Еще одно воспоминание – праздничное
У нас елка. Она стоит в гостиной, упираясь блестящим наконечником в высокий потолок. Я сижу в спальне на диване между отцом и матерью, и через две пары открытых двухстворчатых дверей гляжу на елку. Родители о чем-то тихо разговаривают между собой. В гостиной темно, и от зажженной люстры в столовой на елке светятся и искрятся блестящие бусы, шары, канитель и полоски дождя… Все очень красиво и сказочно. На ум почему-то приходит сказка о сером волке и Красной Шапочке. Я прошу папу купить мне настоящее ружье, чтобы застрелить притаившегося под елкой злого волка. Папа обещает, и я чувствую себя самым счастливым мальчиком на свете…
Всю жизнь, с того дня как я его помню, отец носил костюм и сорочку с галстуком. Помню его в жилетке или толстовке летом, но всегда при галстуке. И только на даче в очень жаркие дни он одевал шелковую косоворотку навыпуск, подпоясанную ремешком, или шнурком с кистями. В этом случае на голову отец надевал белую фуражку с черным лаковым козырьком – предмет моей мальчишечьей зависти.
Отец был высокого роста, слегка полноватый, голову всегда держал прямо, ходил не сутулясь.
«Настоящий барин», – уважительно говорил о нем наш добрейший Павел Яковлевич, дворник с дореволюционным стажем.
Мамина сестра – моя самая любимая тетя Оля, проживающая в Москве и считавшаяся у нас законодательницей мод, называла папу на английский манер «Алекс». И когда мне читали «Оливера Твиста», я представлял почтенных Лондонских джентльменов в виде своего отца.

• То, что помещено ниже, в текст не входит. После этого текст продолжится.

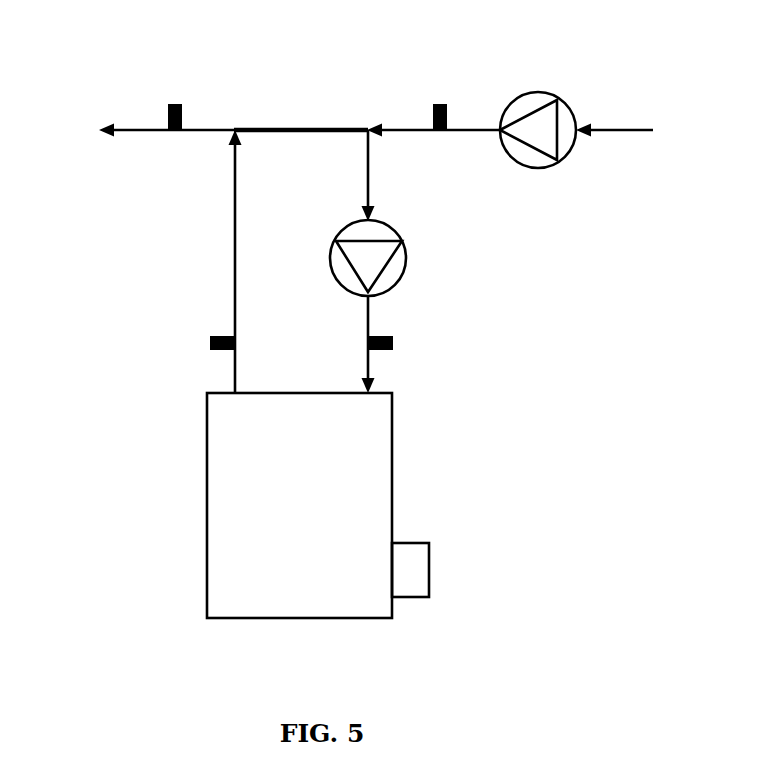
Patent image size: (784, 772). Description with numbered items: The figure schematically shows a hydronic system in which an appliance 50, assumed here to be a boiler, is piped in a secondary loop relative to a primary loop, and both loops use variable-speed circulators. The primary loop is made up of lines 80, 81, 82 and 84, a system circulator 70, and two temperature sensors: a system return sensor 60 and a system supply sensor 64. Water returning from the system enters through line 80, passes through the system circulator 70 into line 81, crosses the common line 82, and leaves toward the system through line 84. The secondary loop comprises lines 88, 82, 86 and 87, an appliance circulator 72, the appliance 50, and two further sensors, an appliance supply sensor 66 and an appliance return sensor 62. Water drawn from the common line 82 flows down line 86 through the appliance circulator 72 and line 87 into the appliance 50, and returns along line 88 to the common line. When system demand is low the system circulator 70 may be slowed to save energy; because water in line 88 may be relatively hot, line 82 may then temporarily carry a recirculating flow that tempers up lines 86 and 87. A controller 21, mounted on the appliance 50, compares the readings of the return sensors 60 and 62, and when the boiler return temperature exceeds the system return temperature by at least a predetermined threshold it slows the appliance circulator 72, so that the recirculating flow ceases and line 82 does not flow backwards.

The line 84 is at (132, 128).
The temperature sensor 64 is at (184, 112).
The line 82 is at (296, 127).
The line 81 is at (398, 127).
The temperature sensor 60 is at (448, 110).
The system circulator 70 is at (555, 93).
The line 80 is at (624, 127).
The line 88 is at (234, 180).
The line 86 is at (369, 176).
The appliance circulator 72 is at (405, 252).
The temperature sensor 66 is at (216, 336).
The temperature sensor 62 is at (394, 336).
The line 87 is at (370, 378).
The appliance 50 is at (299, 505).
The controller 21 is at (410, 570).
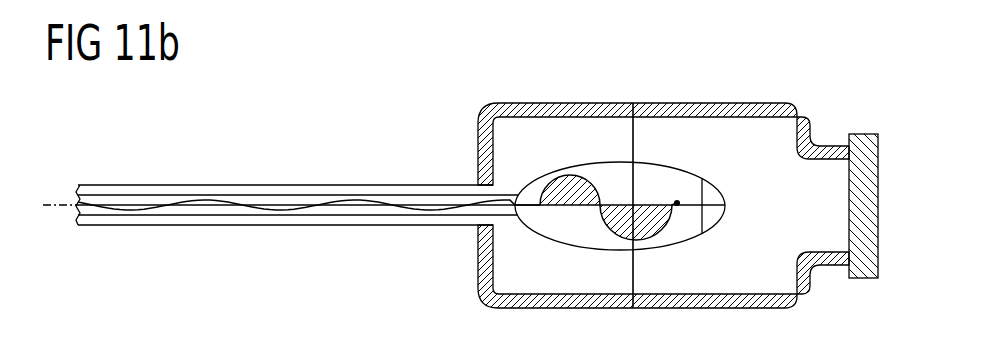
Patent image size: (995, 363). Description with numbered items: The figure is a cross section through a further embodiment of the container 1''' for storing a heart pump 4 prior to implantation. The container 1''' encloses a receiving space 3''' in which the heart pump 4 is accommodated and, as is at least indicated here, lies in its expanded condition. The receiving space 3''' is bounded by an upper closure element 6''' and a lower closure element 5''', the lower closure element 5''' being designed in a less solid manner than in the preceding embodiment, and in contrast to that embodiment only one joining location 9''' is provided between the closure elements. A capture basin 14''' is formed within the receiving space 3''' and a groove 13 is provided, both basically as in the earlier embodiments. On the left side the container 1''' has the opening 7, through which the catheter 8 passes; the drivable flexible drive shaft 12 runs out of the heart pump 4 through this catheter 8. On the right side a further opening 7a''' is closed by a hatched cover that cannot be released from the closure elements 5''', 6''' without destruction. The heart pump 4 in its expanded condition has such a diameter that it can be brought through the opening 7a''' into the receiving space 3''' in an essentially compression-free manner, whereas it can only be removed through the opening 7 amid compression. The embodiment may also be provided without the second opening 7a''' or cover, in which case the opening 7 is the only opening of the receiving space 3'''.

The container 1''' is at (906, 206).
The receiving space 3''' is at (632, 205).
The heart pump 4 is at (683, 243).
The lower closure element 5''' is at (832, 293).
The closure element 6''' is at (616, 173).
The opening 7 is at (483, 222).
The opening 7a''' is at (826, 128).
The catheter 8 is at (153, 200).
The joining location 9''' is at (600, 139).
The drive shaft 12 is at (52, 205).
The groove 13 is at (243, 190).
The capture basin 14''' is at (626, 148).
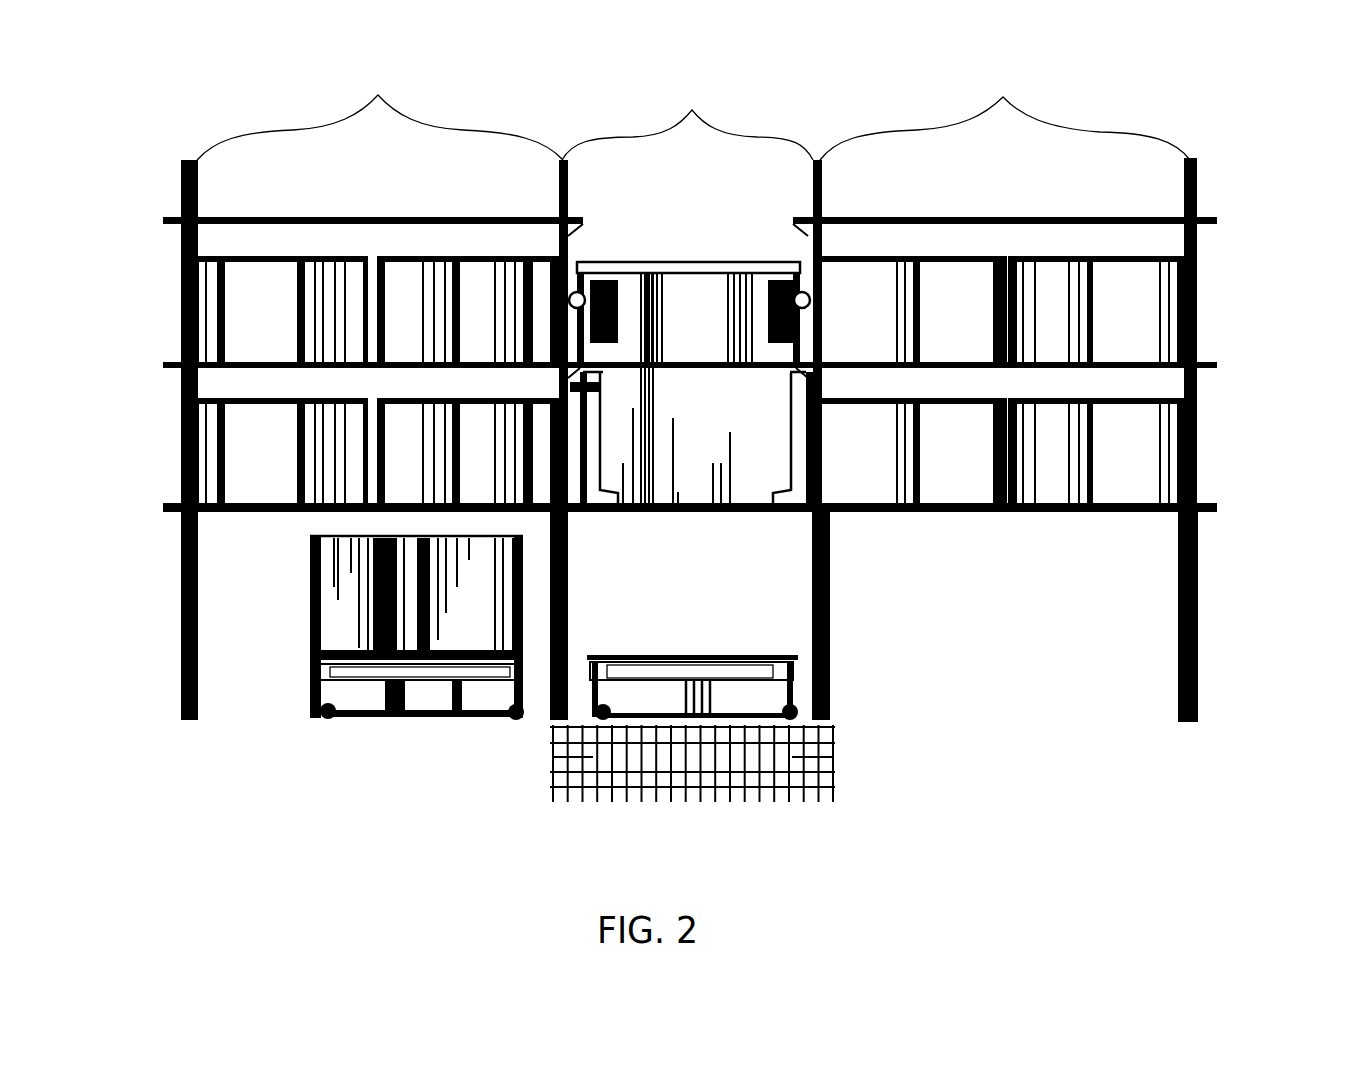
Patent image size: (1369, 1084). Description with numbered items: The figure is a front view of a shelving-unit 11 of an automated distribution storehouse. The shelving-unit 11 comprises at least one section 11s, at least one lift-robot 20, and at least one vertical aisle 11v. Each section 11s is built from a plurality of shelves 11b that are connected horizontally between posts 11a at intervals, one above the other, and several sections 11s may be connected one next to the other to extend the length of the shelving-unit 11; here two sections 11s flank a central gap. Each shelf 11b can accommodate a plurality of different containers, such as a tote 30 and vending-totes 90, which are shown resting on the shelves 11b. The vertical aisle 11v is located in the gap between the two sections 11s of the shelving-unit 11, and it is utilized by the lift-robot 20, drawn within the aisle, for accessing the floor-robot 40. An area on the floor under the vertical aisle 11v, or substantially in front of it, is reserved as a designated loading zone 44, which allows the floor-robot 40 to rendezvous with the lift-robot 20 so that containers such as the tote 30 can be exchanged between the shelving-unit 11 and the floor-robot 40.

The shelving-unit 11 is at (1262, 143).
The posts 11a is at (198, 165).
The shelves 11b is at (168, 221).
The section 11s is at (693, 117).
The vertical aisle 11v is at (687, 122).
The lift-robot 20 is at (706, 282).
The tote 30 is at (342, 594).
The floor-robot 40 is at (333, 698).
The loading zone 44 is at (835, 760).
The vending-tote 90 is at (468, 292).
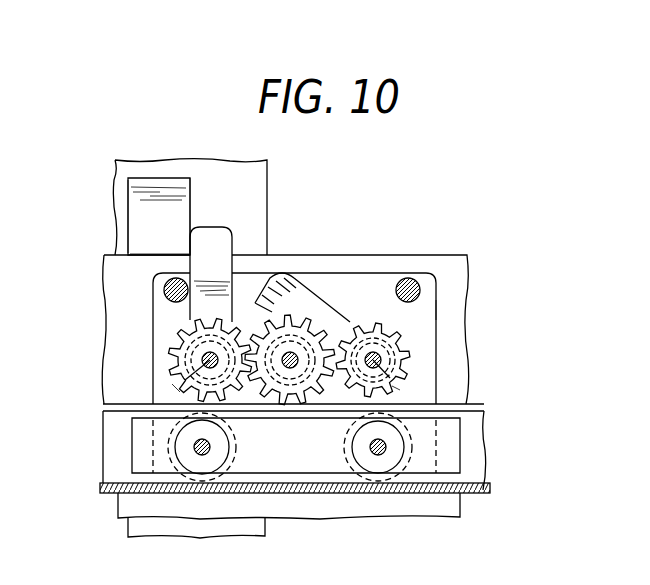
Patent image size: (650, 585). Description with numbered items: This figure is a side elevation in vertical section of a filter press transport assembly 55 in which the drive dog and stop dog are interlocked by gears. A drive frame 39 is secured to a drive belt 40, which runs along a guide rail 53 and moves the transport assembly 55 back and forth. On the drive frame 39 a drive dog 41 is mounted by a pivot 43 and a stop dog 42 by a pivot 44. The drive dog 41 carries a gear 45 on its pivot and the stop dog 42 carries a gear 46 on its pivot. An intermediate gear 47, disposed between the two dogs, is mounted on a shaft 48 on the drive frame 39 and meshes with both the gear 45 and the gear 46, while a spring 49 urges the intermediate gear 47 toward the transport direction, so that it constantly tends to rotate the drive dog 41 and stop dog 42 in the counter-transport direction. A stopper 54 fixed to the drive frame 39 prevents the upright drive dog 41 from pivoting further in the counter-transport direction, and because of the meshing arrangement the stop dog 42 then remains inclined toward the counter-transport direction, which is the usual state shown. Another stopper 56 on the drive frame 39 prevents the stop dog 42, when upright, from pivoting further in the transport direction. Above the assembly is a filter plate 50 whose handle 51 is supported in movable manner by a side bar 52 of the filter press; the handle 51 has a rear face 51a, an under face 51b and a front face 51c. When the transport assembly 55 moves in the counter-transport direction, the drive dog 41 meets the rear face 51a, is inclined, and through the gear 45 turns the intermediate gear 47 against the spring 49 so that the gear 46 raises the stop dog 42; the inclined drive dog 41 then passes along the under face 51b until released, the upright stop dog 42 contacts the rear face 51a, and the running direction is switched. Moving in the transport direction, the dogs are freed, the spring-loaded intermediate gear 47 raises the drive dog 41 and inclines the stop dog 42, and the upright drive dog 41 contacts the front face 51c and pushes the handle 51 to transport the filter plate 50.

The drive frame 39 is at (436, 308).
The drive belt 40 is at (455, 445).
The drive dog 41 is at (228, 229).
The stop dog 42 is at (315, 292).
The pivot 43 is at (176, 387).
The pivot 44 is at (397, 388).
The gear 45 is at (172, 346).
The gear 46 is at (415, 352).
The intermediate gear 47 is at (323, 394).
The shaft 48 is at (291, 370).
The spring 49 is at (235, 444).
The filter plate 50 is at (267, 197).
The handle 51 is at (165, 187).
The rear face 51a is at (194, 226).
The under face 51b is at (160, 256).
The front face 51c is at (128, 217).
The side bar 52 is at (447, 262).
The guide rail 53 is at (107, 495).
The stopper 54 is at (164, 292).
The transport assembly 55 is at (305, 270).
The stopper 56 is at (396, 290).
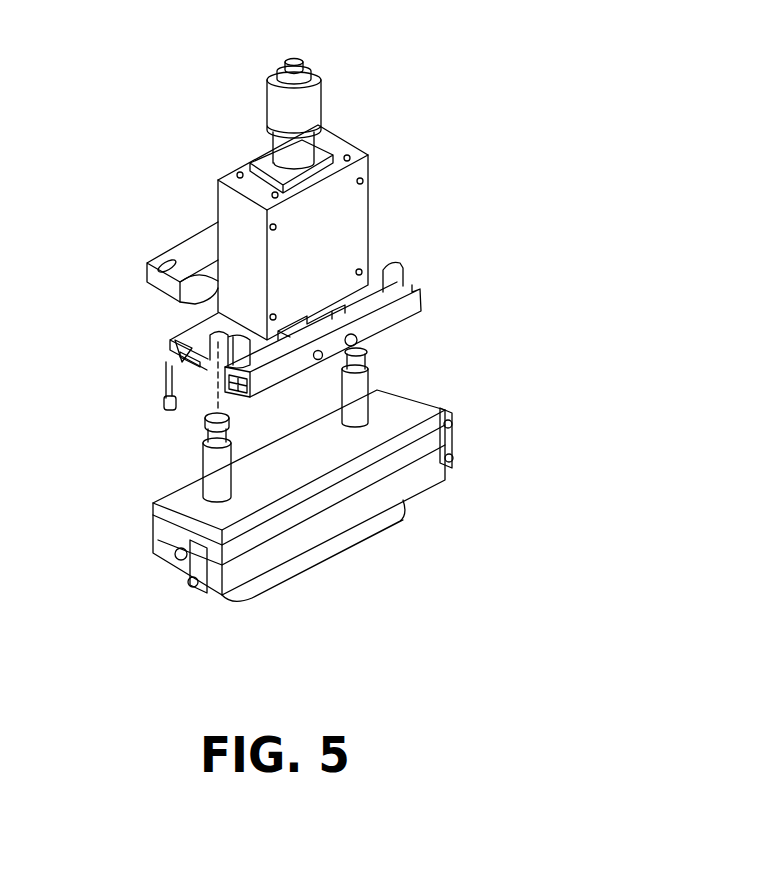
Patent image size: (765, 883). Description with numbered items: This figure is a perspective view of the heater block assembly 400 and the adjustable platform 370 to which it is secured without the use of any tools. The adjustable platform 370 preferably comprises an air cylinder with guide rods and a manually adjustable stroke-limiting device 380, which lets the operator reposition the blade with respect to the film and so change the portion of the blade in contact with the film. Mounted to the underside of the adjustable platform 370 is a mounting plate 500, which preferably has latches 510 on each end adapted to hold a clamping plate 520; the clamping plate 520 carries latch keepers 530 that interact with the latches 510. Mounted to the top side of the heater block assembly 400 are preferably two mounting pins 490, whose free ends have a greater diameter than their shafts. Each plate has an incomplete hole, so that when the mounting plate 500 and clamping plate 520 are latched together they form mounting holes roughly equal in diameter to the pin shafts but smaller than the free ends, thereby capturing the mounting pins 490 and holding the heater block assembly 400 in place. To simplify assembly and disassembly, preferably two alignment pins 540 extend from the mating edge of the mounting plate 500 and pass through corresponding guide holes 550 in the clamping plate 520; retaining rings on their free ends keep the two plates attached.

The manually adjustable stroke-limiting device 380 is at (270, 70).
The adjustable platform 370 is at (202, 238).
The mounting plate 500 is at (178, 332).
The latches 510 is at (173, 385).
The latch keepers 530 is at (210, 408).
The mounting pins 490 is at (190, 470).
The clamping plate 520 is at (395, 307).
The alignment pins 540 is at (318, 318).
The guide holes 550 is at (360, 343).
The heater block assembly 400 is at (395, 508).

Отец пользовался авторитетом и уважением среди жильцов дома и студентов. Он очень много работал: преподавал русский язык, литературу, в том числе и античную на рабфаке при Университете и в Педагогическом институте. В его кабинете-гостиной стояли две высокие полки, заставленные сочинениями русских и мировых классиков в красивых изданиях Брокгауза, Маркса и в кожаных переплетах.
На стенах в рамках из красного дерева висели портреты Толстого, Достоевского и Чехова. Когда отец готовился к лекциям, он любил ходить по кабинету, и ему нельзя было мешать. После обеда отец или уходил на занятия с отстающими, или садился за проверку тетрадей с диктантами и сочинениями. Устав, он дремал, сидя в своем любимом кресле за письменным столом. Отдыхающим на диване я его не видел никогда. Мне кажется, он отдыхал только за вечерним чаем, положив ногу на ногу, покуривая свои любимые папиросы «Сафо» и слушая наши с мамой рассказы о событиях дня.